Rafael Ortega | 20 de diciembre de 2017
Vivimos en una sociedad donde el consumismo tiene cada vez mayor presencia. En estas fechas, en las que todo parece girar en torno a regalos, fiestas y adornos, es necesario recordar el verdadero significado de la Navidad. La Navidad es Jesús.
No nos equivoquemos más: la Navidad es Jesús. Él fue el que quiso llegar hasta nosotros para redimirnos y esta redención no nos puede llegar en un mundo que vive en lo accesorio y más en estas fechas, cuando eso “accesorio” se convierte cada vez más en un consumismo desenfrenado.
La Navidad es Jesús, es su gran figura la que debemos tener presente. Todo lo demás, como decíamos, es accesorio o gira alrededor de esa única gran Verdad. Los regalos, las fiestas y los adornos están muy bien, pero no son nada en sí mismo. Debemos entender de una vez por todas que la fiesta no es nuestra, porque celebramos el Nacimiento de Jesús. Puede que el Milagro de Dios que se hizo Hombre tal vez no lo entiendan muchos o que algunos se empeñen en querer cambiarle el sentido, pero sin Jesús no habría Navidad y sin Navidad no habría Cruz ni Resurrección, ni Redención ni Iglesia ni Esperanza. Estaríamos perdidos a nuestra suerte en un mundo sin Amor. ¿Se figuran ustedes un mundo sin amor?
Como nos decía el Papa en el Ángelus del domingo 17 de diciembre, tercero de Adviento: “La alegría del cristiano no se compra: no se puede comprar; mana de la Fe y del encuentro con Jesucristo, razón de nuestra felicidad. Y cuanto más arraigados estamos en Cristo, cuanto más cerca de Jesús estamos, más encontramos serenidad interior, aun en medio de las contradicciones cotidianas. Por ello, el cristiano, habiendo encontrado a Jesús, no puede ser profeta de desventuras, sino testigo y heraldo de alegría. Una alegría que hay que compartir con los demás; una alegría contagiosa que hace menos fatigoso el camino de la vida”.

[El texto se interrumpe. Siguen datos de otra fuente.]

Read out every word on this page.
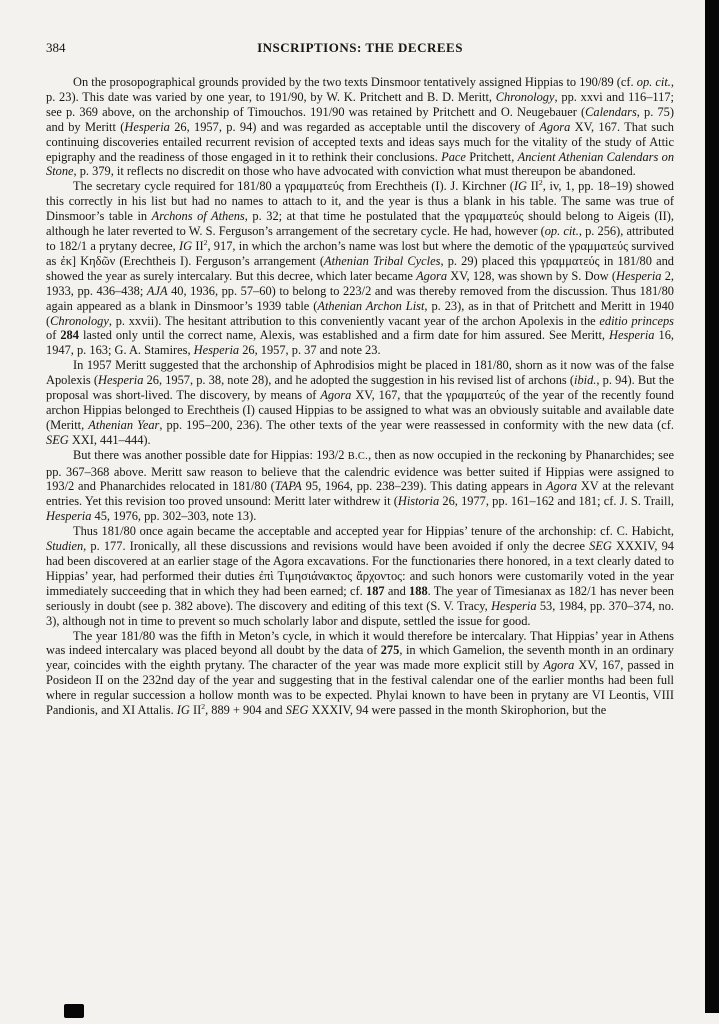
384	INSCRIPTIONS: THE DECREES

On the prosopographical grounds provided by the two texts Dinsmoor tentatively assigned Hippias to 190/89 (cf. op. cit., p. 23). This date was varied by one year, to 191/90, by W. K. Pritchett and B. D. Meritt, Chronology, pp. xxvi and 116–117; see p. 369 above, on the archonship of Timouchos. 191/90 was retained by Pritchett and O. Neugebauer (Calendars, p. 75) and by Meritt (Hesperia 26, 1957, p. 94) and was regarded as acceptable until the discovery of Agora XV, 167. That such continuing discoveries entailed recurrent revision of accepted texts and ideas says much for the vitality of the study of Attic epigraphy and the readiness of those engaged in it to rethink their conclusions. Pace Pritchett, Ancient Athenian Calendars on Stone, p. 379, it reflects no discredit on those who have advocated with conviction what must thereupon be abandoned.

The secretary cycle required for 181/80 a γραμματεύς from Erechtheis (I). J. Kirchner (IG $II^2$, iv, 1, pp. 18–19) showed this correctly in his list but had no names to attach to it, and the year is thus a blank in his table. The same was true of Dinsmoor’s table in Archons of Athens, p. 32; at that time he postulated that the γραμματεύς should belong to Aigeis (II), although he later reverted to W. S. Ferguson’s arrangement of the secretary cycle. He had, however (op. cit., p. 256), attributed to 182/1 a prytany decree, IG $II^2$, 917, in which the archon’s name was lost but where the demotic of the γραμματεύς survived as ἐκ] Κηδῶν (Erechtheis I). Ferguson’s arrangement (Athenian Tribal Cycles, p. 29) placed this γραμματεύς in 181/80 and showed the year as surely intercalary. But this decree, which later became Agora XV, 128, was shown by S. Dow (Hesperia 2, 1933, pp. 436–438; AJA 40, 1936, pp. 57–60) to belong to 223/2 and was thereby removed from the discussion. Thus 181/80 again appeared as a blank in Dinsmoor’s 1939 table (Athenian Archon List, p. 23), as in that of Pritchett and Meritt in 1940 (Chronology, p. xxvii). The hesitant attribution to this conveniently vacant year of the archon Apolexis in the editio princeps of 284 lasted only until the correct name, Alexis, was established and a firm date for him assured. See Meritt, Hesperia 16, 1947, p. 163; G. A. Stamires, Hesperia 26, 1957, p. 37 and note 23.

In 1957 Meritt suggested that the archonship of Aphrodisios might be placed in 181/80, shorn as it now was of the false Apolexis (Hesperia 26, 1957, p. 38, note 28), and he adopted the suggestion in his revised list of archons (ibid., p. 94). But the proposal was short-lived. The discovery, by means of Agora XV, 167, that the γραμματεύς of the year of the recently found archon Hippias belonged to Erechtheis (I) caused Hippias to be assigned to what was an obviously suitable and available date (Meritt, Athenian Year, pp. 195–200, 236). The other texts of the year were reassessed in conformity with the new data (cf. SEG XXI, 441–444).

But there was another possible date for Hippias: 193/2 B.C., then as now occupied in the reckoning by Phanarchides; see pp. 367–368 above. Meritt saw reason to believe that the calendric evidence was better suited if Hippias were assigned to 193/2 and Phanarchides relocated in 181/80 (TAPA 95, 1964, pp. 238–239). This dating appears in Agora XV at the relevant entries. Yet this revision too proved unsound: Meritt later withdrew it (Historia 26, 1977, pp. 161–162 and 181; cf. J. S. Traill, Hesperia 45, 1976, pp. 302–303, note 13).

Thus 181/80 once again became the acceptable and accepted year for Hippias’ tenure of the archonship: cf. C. Habicht, Studien, p. 177. Ironically, all these discussions and revisions would have been avoided if only the decree SEG XXXIV, 94 had been discovered at an earlier stage of the Agora excavations. For the functionaries there honored, in a text clearly dated to Hippias’ year, had performed their duties ἐπὶ Τιμησιάνακτος ἄρχοντος: and such honors were customarily voted in the year immediately succeeding that in which they had been earned; cf. 187 and 188. The year of Timesianax as 182/1 has never been seriously in doubt (see p. 382 above). The discovery and editing of this text (S. V. Tracy, Hesperia 53, 1984, pp. 370–374, no. 3), although not in time to prevent so much scholarly labor and dispute, settled the issue for good.

The year 181/80 was the fifth in Meton’s cycle, in which it would therefore be intercalary. That Hippias’ year in Athens was indeed intercalary was placed beyond all doubt by the data of 275, in which Gamelion, the seventh month in an ordinary year, coincides with the eighth prytany. The character of the year was made more explicit still by Agora XV, 167, passed in Posideon II on the 232nd day of the year and suggesting that in the festival calendar one of the earlier months had been full where in regular succession a hollow month was to be expected. Phylai known to have been in prytany are VI Leontis, VIII Pandionis, and XI Attalis. IG $II^2$, 889 + 904 and SEG XXXIV, 94 were passed in the month Skirophorion, but the
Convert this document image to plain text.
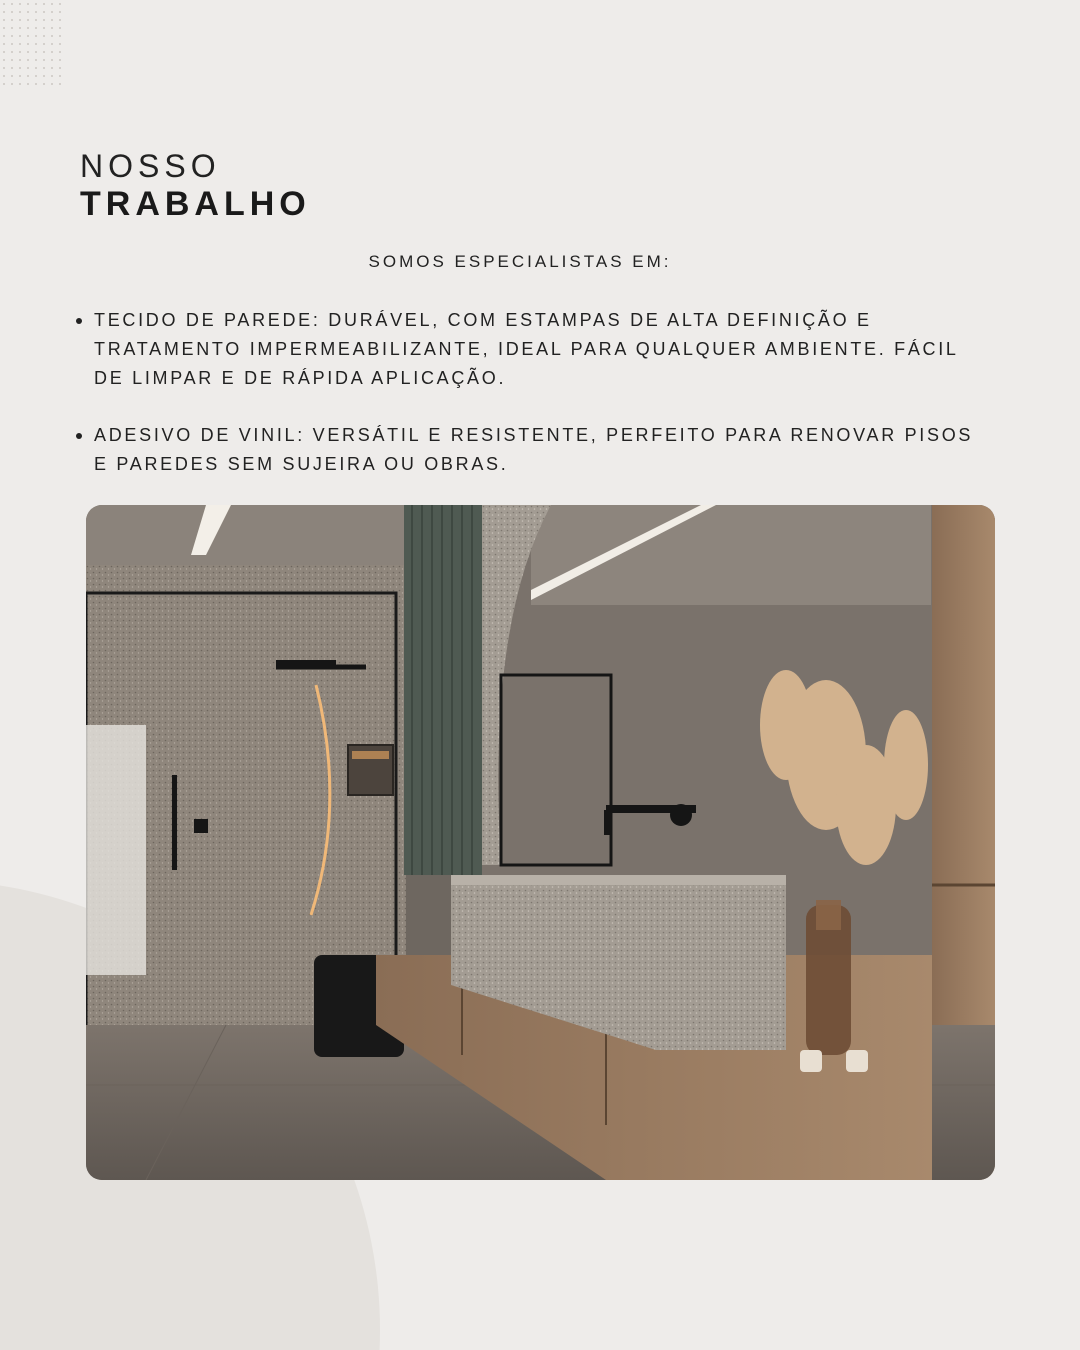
NOSSO
TRABALHO

SOMOS ESPECIALISTAS EM:

TECIDO DE PAREDE: DURÁVEL, COM ESTAMPAS DE ALTA DEFINIÇÃO E TRATAMENTO IMPERMEABILIZANTE, IDEAL PARA QUALQUER AMBIENTE. FÁCIL DE LIMPAR E DE RÁPIDA APLICAÇÃO.
ADESIVO DE VINIL: VERSÁTIL E RESISTENTE, PERFEITO PARA RENOVAR PISOS E PAREDES SEM SUJEIRA OU OBRAS.
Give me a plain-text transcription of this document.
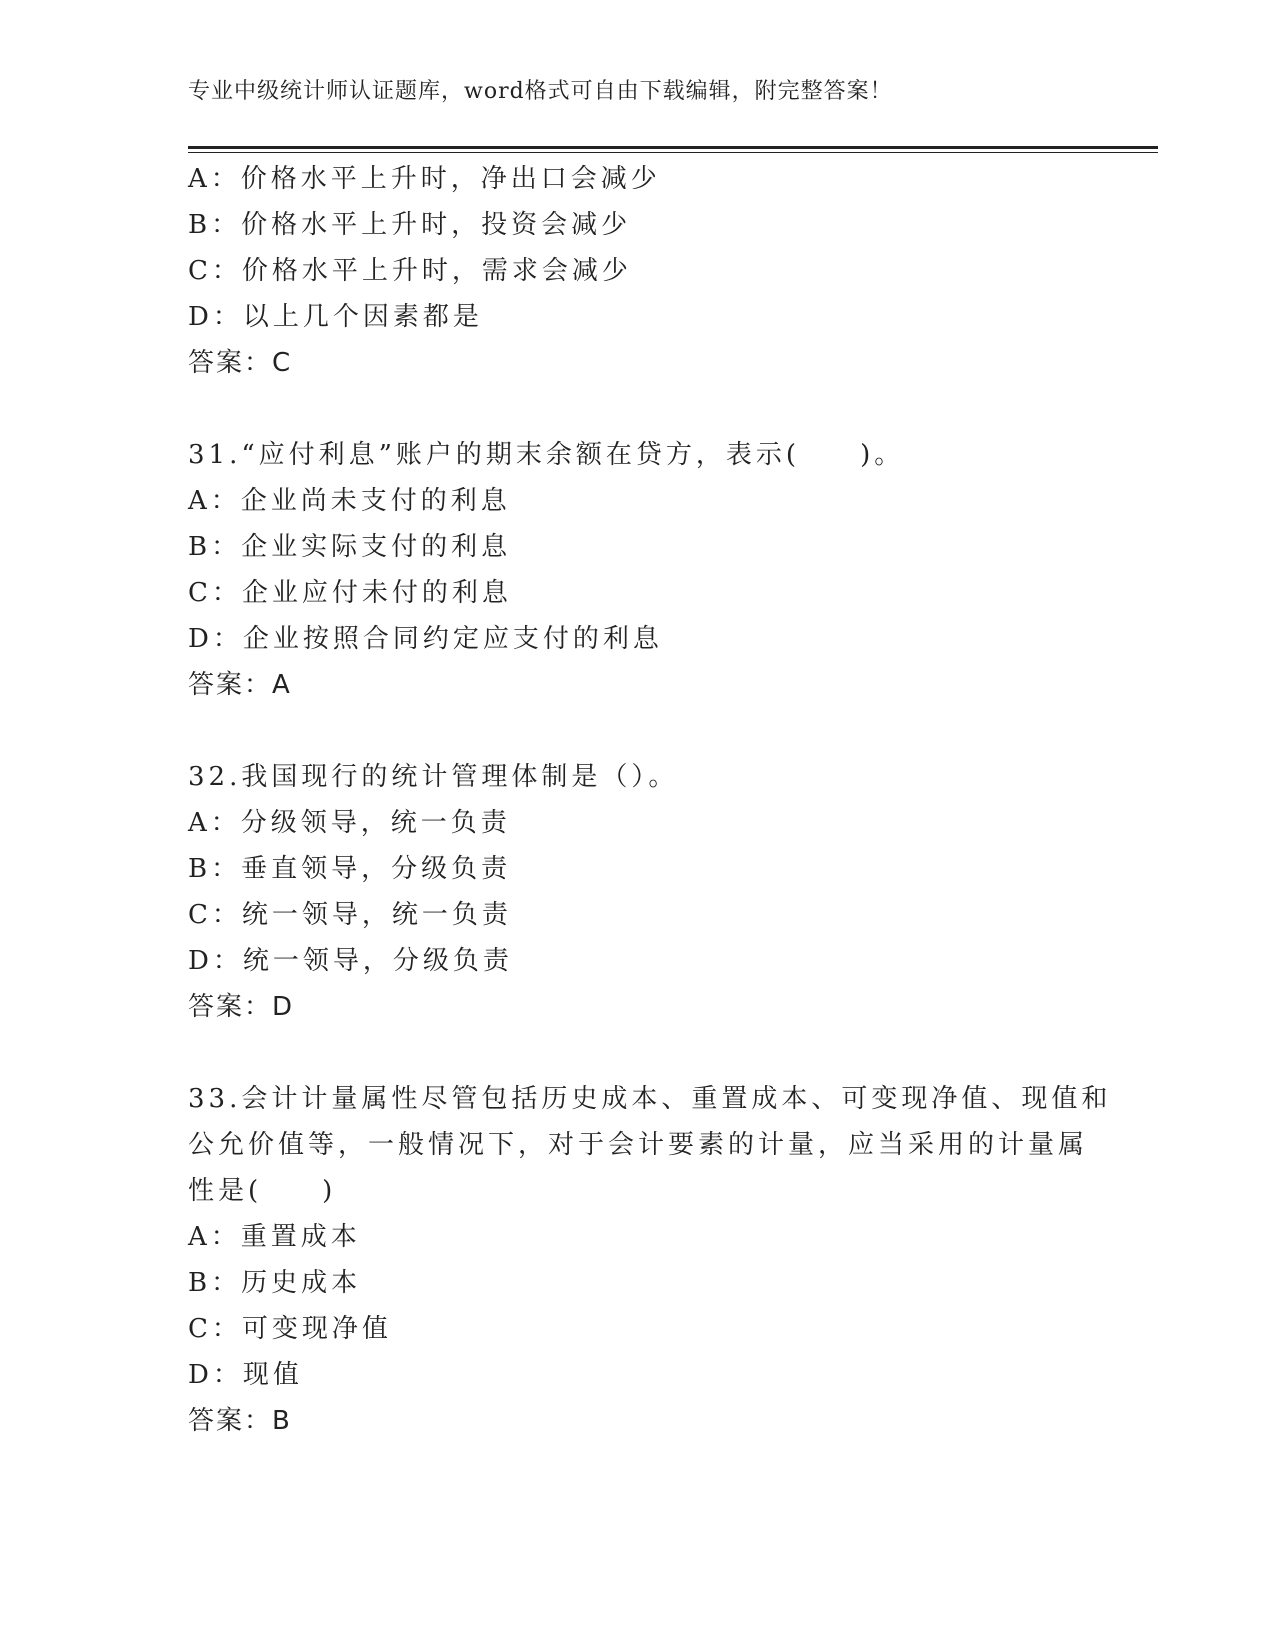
专业中级统计师认证题库，word格式可自由下载编辑，附完整答案！
A：价格水平上升时，净出口会减少
B：价格水平上升时，投资会减少
C：价格水平上升时，需求会减少
D：以上几个因素都是
答案：C
31.“应付利息”账户的期末余额在贷方，表示(　　)。
A：企业尚未支付的利息
B：企业实际支付的利息
C：企业应付未付的利息
D：企业按照合同约定应支付的利息
答案：A
32.我国现行的统计管理体制是（）。
A：分级领导，统一负责
B：垂直领导，分级负责
C：统一领导，统一负责
D：统一领导，分级负责
答案：D
33.会计计量属性尽管包括历史成本、重置成本、可变现净值、现值和
公允价值等，一般情况下，对于会计要素的计量，应当采用的计量属
性是(　　)
A：重置成本
B：历史成本
C：可变现净值
D：现值
答案：B
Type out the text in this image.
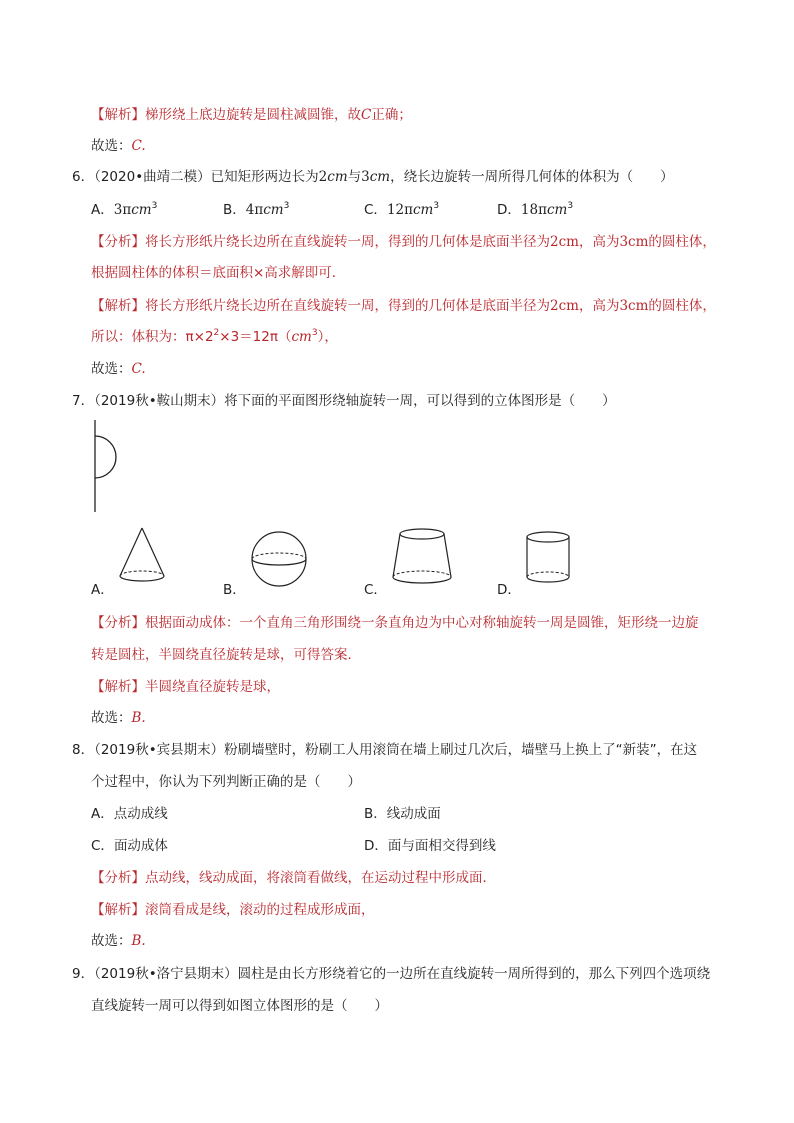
【解析】梯形绕上底边旋转是圆柱减圆锥，故C正确；
故选：C.
6．（2020•曲靖二模）已知矩形两边长为2cm与3cm，绕长边旋转一周所得几何体的体积为（　　）
A．3πcm$^3$	B．4πcm$^3$	C．12πcm$^3$	D．18πcm$^3$
【分析】将长方形纸片绕长边所在直线旋转一周，得到的几何体是底面半径为2cm，高为3cm的圆柱体，
根据圆柱体的体积＝底面积×高求解即可．
【解析】将长方形纸片绕长边所在直线旋转一周，得到的几何体是底面半径为2cm，高为3cm的圆柱体，
所以：体积为：$\pi\times 2^2\times 3=12\pi(cm^3)$，
故选：C.
7．（2019秋•鞍山期末）将下面的平面图形绕轴旋转一周，可以得到的立体图形是（　　）
A．	B．	C．	D．
【分析】根据面动成体：一个直角三角形围绕一条直角边为中心对称轴旋转一周是圆锥，矩形绕一边旋
转是圆柱，半圆绕直径旋转是球，可得答案．
【解析】半圆绕直径旋转是球，
故选：B.
8．（2019秋•宾县期末）粉刷墙壁时，粉刷工人用滚筒在墙上刷过几次后，墙壁马上换上了“新装”，在这
个过程中，你认为下列判断正确的是（　　）
A．点动成线	B．线动成面
C．面动成体	D．面与面相交得到线
【分析】点动线，线动成面，将滚筒看做线，在运动过程中形成面．
【解析】滚筒看成是线，滚动的过程成形成面，
故选：B.
9．（2019秋•洛宁县期末）圆柱是由长方形绕着它的一边所在直线旋转一周所得到的，那么下列四个选项绕
直线旋转一周可以得到如图立体图形的是（　　）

Francisco nos ha mostrado cómo debemos vivir estas fechas: “Con alegría que debemos compartir con los demás”. Eso es lo importante, porque este tiempo de Adviento, que termina precisamente el día de Nochebuena, tiene como propósito ayudarnos a poner las cosas en su justa perspectiva. Esperamos a alguien y su llegada lo significa todo en la vida del cristiano. Este es tiempo de reflexión y de volver la mirada y el corazón a Dios. Es tiempo de tomar decisiones y de cambiar radicalmente la vida, no de cambiar por cambiar, para ser mejores, más humanos, más como Jesús que, teniéndolo todo, quiso dejarlo para venir a estar a nuestro lado para que sintiéramos toda la anchura, la longitud, la altura y la profundidad del Amor de Dios.
Este es tiempo de ponernos en camino y seguir esa estrella imaginaria, no la que nos colocan los grandes almacenes o la que nos llega por los medios. Es tiempo de buscarlo en nuestro prójimo y, una vez encontrado, postrarnos ante el pequeño Niño Dios que nace de nuevo. Es tiempo de regalar, sí, pero también es tiempo de entrega de nuestro tiempo, de nuestro esfuerzo, de nuestra vida y de nuestros sueños. Es tiempo de la Navidad de Jesús.
Quiero recordar aquí las palabras de Francisco cuando visitó a los refugiados en la localidad italiana de Lampedusa: “Pidamos al Señor que quite lo que haya quedado de Herodes en nuestro corazón; pidamos al Señor la gracia de llorar por nuestra indiferencia, de llorar por la crueldad que hay en el mundo, en nosotros, también en aquellos que en el anonimato toman decisiones socioeconómicas que hacen posibles dramas como este. ¿Quién ha llorado? ¿Quién ha llorado hoy en el mundo?
Unas duras palabras del Papa que nos llevan en este Adviento a sacar de nosotros todo lo que huela a pasotismo ante el prójimo y que tratemos todos de olvidar que el consumismo, el dinero, en definitiva, no debe ser nuestro único objetivo. La Navidad es Jesús. No pasemos de lado sobre esta verdad y, si no somos capaces de seguir siendo testigos aptos para contagiar lo que se vivió hace más de dos mil años, falta lo esencial. Lo demás es accesorio.